Unless you're going to also get a docking station and 2nd monitor I'd go for the biggest screen size/resolution above all else. 17" is probably the minimum for doing any actual productive work on.
I think the usual STW recommendation is whatever refurbished Lenovo, Dell, HP, business laptops are available. They're built to be used as laptops, with metal chassis etc rather than the horribly flexible plastic framed ones you would get new for the same price in PC world.
My lad has just done 3 years with a Dell Inspiron 2-in-1. i5, 8Gb.

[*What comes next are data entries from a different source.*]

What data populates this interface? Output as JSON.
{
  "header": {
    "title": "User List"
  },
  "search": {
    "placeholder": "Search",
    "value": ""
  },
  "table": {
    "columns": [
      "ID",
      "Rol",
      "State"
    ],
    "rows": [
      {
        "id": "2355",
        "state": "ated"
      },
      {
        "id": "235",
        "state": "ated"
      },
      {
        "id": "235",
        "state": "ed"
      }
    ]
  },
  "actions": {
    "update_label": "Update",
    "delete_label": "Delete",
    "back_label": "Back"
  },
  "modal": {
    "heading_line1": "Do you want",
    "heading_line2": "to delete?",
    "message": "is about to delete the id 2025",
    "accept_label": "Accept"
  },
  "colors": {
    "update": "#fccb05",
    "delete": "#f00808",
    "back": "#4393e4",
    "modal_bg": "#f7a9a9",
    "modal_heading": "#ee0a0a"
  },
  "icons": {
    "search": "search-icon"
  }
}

Key thing is light for lugging around campus all day so 13" screen, hooks it up to a 24" second monitor when back in his room. Good battery life so rarely runs out of juice in the day.
Well made and reliable (the Asus he had at 6th form was a fragile nightmare)
Dell often keen to do deals online as well in my experience.
Get an Office onedrive subscription so that their work is backed up online as well as on the laptop.
I’d still disagree with Josh though and get one with a big useable screen. Even a 19″ laptop fits in a rucksack/satchel.
Fair enough but my 17inch laptop doesn't fit in my laptop bag very well. I mean it goes in but it's right.
I also don't docking station it I just plug it into the hdmi. I would agree of no second screen bigger is better and I would also agree that a tiny screen is a nightmare.
15inch screen and a 27inch monitor is my work laptop set up and it's waaaaaay better.
Get an Office onedrive subscription so that their work is backed up online as well as on the laptop.
Don't buy any software getting it free from uni!
As per comment above, I would personally reccomend getting a (potentially newer or higher spec?) smaller laptop, and then a cheap monitor for when using it at home/in digs.
Much, much better.
Fair enough but my 17inch laptop doesn’t fit in my laptop bag very well. I mean it goes in but it’s right.
Depends on the model, bezels have gotten smaller over the years so a 17" business laptop (with a metal chassis to stop the screen flexing) is barely any bigger than an older/cheaper 15" plastic one.
Don’t buy any software getting it free from uni!
For sure - does Uni also provide onedrive access tho? Always worth thinking about a backup solution like onedrive that requires no user input so that if the laptop dies the dissertation draft is accessible elsewhere.